Угловатые черные «Гелендвагены» с наглухо затонированными стеклами, не снижая скорости, уже приближались к посту. Гудел, завихряясь, разрываемый тяжелым металлом воздух, широкие, раскаленные скоростью скаты высушивали асфальт, оставляя на несколько мгновений за собой светлые полосы. Миг — и дерзкие джипы совсем рядом. Если бы старший наряда надумал их остановить, то без автоматного огня это бы сделать не удалось. Правда, можно было поднять шипы системы принудительной остановки «Еж», но эффект был бы тот же самый: лопнувшие скаты и летящие в кювет консервные банки со свежим человеческим мясом.

Кузнецов скривился, как от зубной боли.

— И правильно, что не хочет. Ты на номера посмотри: московские, с нулями, флажками… А внутри, скорей всего, бандюки, по манерам видно! А у тебя автомат где?!

— Так вот, за спиной!

— А должен быть на груди, готовым к бою! Ты сам-то к бою готов?

— Так не война ведь…

Чух!

Чух!

Чух!

Три пушечных снаряда пронеслись мимо, и звуковая волна заставила дребезжать стекла обзорной кабины. Кузнецов зачем-то надел фуражку и тут же вновь ее снял.

— Пусть лучше их лось какой-нибудь остановит…

Пяткин вернулся к своим коллегам и через несколько минут тормознул обшарпанный «Фольксваген», который на десять километров превысил скорость.

В первом из джипов, промелькнувших, как утренние призраки, мимо поста ГИБДД, водитель повернул голову к сидящему на переднем сиденье крупноголовому мужчине средних лет в неизменном темно-сером костюме, который, казалось, никогда не менялся. Но такое впечатление было обманчивым: Дмитрий Палыч отвечал за внутреннюю безопасность и отличался не только аккуратностью, но и практичностью, поэтому всегда покупал несколько одинаковых костюмов. Так же неизменны были свежая серая рубашка, чёрный галстук, безупречно повязанный узлом «Виндзор», и на ногах классические чёрные «оксфорды» без перфорации и всяких узоров.

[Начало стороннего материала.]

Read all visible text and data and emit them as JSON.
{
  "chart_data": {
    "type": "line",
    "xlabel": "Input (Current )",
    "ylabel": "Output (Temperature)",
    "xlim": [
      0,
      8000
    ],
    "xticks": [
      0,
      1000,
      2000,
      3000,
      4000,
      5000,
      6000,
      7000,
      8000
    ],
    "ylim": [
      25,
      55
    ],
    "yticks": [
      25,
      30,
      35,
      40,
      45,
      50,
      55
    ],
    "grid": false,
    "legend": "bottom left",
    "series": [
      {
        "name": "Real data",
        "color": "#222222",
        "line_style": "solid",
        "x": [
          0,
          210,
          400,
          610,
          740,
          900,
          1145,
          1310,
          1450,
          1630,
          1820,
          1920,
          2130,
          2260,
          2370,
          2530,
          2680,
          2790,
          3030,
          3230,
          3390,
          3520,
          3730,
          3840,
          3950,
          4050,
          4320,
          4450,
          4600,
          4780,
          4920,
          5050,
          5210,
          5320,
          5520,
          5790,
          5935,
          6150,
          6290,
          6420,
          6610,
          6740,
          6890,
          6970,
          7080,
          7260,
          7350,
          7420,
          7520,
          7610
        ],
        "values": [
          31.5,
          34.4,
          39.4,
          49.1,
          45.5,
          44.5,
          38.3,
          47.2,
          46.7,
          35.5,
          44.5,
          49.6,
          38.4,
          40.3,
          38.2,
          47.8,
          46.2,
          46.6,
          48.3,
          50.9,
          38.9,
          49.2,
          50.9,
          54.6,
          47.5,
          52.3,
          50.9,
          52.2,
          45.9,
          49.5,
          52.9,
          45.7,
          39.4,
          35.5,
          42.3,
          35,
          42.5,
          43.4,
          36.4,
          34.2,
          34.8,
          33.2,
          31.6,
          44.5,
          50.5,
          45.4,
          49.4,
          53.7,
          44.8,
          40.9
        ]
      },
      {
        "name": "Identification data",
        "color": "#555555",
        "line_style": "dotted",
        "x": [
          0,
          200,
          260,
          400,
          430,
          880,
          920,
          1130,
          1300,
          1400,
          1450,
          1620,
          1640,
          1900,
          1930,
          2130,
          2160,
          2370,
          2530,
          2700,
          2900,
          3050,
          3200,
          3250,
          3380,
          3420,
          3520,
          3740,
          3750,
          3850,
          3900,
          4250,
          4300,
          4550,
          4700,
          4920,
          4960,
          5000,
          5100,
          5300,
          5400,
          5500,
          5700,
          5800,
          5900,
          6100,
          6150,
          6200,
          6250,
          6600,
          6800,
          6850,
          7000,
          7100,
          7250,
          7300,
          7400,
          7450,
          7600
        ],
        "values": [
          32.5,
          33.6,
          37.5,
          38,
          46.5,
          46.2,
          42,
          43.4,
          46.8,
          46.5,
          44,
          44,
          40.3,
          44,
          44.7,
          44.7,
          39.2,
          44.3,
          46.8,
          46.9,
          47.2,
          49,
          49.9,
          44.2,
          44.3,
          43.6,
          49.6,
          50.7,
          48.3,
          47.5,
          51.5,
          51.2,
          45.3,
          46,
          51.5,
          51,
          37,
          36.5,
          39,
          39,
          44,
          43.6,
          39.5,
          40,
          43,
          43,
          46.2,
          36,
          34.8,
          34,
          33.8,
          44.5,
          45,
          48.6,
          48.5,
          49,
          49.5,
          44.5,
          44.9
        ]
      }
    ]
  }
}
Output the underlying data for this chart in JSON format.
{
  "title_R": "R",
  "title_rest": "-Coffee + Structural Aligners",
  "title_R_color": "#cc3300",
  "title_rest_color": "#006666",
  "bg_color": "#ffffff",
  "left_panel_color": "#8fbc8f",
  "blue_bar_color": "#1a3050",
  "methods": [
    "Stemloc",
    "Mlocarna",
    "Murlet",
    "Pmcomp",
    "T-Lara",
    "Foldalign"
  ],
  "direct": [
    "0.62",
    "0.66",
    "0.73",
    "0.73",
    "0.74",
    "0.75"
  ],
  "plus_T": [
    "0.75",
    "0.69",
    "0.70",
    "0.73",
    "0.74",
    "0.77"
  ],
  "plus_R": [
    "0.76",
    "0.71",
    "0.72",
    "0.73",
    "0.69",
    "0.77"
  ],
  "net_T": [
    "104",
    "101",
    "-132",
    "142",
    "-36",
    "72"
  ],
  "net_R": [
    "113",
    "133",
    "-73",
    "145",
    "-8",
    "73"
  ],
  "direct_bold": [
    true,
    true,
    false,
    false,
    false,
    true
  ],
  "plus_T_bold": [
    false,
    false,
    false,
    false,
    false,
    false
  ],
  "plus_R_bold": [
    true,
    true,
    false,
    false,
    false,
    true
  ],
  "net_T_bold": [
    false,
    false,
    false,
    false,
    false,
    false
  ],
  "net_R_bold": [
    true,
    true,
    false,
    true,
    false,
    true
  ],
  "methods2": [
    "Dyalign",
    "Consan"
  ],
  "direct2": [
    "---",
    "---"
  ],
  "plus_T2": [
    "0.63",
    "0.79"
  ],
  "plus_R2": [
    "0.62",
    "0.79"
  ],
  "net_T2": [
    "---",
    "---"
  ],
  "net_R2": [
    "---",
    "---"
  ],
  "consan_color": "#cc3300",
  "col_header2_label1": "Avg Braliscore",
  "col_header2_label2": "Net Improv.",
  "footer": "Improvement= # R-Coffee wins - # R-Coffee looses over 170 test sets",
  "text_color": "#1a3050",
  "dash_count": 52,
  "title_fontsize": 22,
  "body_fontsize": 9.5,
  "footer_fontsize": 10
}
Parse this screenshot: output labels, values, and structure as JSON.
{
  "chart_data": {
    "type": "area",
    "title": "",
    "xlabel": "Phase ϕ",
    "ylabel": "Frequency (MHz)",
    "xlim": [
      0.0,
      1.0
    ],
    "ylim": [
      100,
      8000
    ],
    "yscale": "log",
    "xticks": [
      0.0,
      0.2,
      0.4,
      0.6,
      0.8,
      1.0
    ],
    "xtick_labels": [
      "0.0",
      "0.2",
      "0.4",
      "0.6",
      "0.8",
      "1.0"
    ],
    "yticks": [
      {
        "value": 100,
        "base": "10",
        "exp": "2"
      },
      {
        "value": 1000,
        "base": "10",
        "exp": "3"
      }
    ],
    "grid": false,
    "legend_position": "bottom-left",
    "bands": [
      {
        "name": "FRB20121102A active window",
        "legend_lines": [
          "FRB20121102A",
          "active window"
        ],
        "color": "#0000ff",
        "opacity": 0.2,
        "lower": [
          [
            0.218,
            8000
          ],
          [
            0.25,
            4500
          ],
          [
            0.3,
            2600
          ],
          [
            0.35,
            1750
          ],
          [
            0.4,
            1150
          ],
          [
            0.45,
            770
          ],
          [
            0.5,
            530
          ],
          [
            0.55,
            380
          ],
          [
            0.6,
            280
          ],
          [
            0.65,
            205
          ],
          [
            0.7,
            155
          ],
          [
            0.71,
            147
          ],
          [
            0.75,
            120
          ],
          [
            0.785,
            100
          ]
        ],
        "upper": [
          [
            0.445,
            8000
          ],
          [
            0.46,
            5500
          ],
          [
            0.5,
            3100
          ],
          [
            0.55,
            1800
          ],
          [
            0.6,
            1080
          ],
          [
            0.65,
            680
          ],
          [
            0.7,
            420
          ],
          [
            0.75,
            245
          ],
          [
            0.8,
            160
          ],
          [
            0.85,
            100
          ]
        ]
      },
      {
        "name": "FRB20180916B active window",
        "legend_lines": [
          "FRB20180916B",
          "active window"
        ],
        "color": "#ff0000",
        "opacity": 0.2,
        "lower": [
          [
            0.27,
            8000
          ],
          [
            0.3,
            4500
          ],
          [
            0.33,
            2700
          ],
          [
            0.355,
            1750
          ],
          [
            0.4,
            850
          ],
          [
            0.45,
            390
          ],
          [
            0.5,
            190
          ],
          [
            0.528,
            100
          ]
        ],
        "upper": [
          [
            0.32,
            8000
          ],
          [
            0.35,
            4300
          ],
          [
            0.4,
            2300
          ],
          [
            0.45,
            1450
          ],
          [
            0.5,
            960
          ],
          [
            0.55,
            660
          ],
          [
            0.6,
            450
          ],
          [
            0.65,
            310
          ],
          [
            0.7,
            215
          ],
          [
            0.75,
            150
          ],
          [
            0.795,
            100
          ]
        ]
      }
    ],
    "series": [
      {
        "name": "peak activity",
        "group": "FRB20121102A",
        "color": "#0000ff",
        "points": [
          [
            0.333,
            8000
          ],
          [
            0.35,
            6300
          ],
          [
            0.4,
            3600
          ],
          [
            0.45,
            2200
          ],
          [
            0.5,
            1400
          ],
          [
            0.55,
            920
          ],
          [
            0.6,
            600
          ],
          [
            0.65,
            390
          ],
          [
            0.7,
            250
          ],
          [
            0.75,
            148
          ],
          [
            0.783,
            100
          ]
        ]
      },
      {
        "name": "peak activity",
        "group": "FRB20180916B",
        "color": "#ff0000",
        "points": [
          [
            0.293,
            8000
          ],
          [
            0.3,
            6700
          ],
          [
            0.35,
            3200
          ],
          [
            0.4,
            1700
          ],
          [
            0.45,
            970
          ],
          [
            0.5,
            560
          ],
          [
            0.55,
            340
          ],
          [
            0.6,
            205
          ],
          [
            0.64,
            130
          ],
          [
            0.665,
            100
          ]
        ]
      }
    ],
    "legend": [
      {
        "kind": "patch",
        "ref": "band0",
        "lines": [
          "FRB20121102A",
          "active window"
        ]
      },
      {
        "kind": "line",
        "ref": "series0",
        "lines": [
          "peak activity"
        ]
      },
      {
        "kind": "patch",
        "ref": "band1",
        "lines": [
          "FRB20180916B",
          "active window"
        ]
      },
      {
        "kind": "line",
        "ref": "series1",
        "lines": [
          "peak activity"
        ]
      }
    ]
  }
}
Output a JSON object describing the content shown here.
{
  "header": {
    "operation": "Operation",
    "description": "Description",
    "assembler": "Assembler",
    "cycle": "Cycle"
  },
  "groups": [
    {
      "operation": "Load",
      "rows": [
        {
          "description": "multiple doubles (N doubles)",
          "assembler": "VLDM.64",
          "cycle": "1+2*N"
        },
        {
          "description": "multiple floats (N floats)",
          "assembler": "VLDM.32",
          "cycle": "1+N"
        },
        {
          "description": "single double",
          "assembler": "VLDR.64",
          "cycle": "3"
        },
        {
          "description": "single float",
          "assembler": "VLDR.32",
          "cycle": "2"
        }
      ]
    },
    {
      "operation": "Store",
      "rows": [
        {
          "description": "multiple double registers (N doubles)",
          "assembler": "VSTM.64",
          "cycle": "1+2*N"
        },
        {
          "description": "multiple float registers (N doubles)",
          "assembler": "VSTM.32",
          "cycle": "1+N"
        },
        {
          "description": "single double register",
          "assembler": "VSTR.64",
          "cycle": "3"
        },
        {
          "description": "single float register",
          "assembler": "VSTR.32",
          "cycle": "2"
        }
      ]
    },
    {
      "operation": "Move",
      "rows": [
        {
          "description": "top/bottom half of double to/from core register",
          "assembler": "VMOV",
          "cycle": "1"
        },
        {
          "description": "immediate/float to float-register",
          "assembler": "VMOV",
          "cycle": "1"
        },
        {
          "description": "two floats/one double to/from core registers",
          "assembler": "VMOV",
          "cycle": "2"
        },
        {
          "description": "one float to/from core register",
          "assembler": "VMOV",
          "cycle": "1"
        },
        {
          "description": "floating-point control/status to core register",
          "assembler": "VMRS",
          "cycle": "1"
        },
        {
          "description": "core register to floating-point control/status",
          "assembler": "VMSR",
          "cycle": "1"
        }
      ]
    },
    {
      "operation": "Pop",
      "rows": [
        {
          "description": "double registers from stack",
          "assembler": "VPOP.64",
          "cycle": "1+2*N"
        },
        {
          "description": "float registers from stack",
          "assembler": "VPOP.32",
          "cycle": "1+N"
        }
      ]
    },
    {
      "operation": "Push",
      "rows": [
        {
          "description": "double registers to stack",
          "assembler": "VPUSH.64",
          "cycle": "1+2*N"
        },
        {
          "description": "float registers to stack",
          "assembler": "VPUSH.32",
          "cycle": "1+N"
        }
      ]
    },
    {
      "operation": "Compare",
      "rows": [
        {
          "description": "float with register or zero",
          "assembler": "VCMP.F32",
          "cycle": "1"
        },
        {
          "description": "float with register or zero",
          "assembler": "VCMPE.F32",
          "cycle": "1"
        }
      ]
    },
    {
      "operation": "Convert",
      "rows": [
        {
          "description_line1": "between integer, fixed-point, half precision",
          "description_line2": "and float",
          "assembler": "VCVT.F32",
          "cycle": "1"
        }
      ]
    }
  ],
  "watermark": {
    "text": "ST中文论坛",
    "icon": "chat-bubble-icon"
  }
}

— Палыч, видишь, нигде не останавливают! — с улыбкой бросил он. — Я уже заметил — чем наглее гонишь, тем лучше!

— Ты лучше на дорогу смотри, — оборвал водителя Палыч и пригладил волосы. Над висками у него были большие залысины. — Твое дело доставить нас вовремя. А с гаишниками шутить не привыкай без особой нужды. Они, бывает, с омоновцами дежурят — полоснут из автомата, и привет родителям!

Палыч повернулся к трем мускулистым, коротко стриженным парням на заднем сиденьи, похожим, как братья-близнецы. Они были в костюмах, хотя больше привыкли к камуфляжу. Цивильные двойки смотрелись на них, как фраки на гориллах.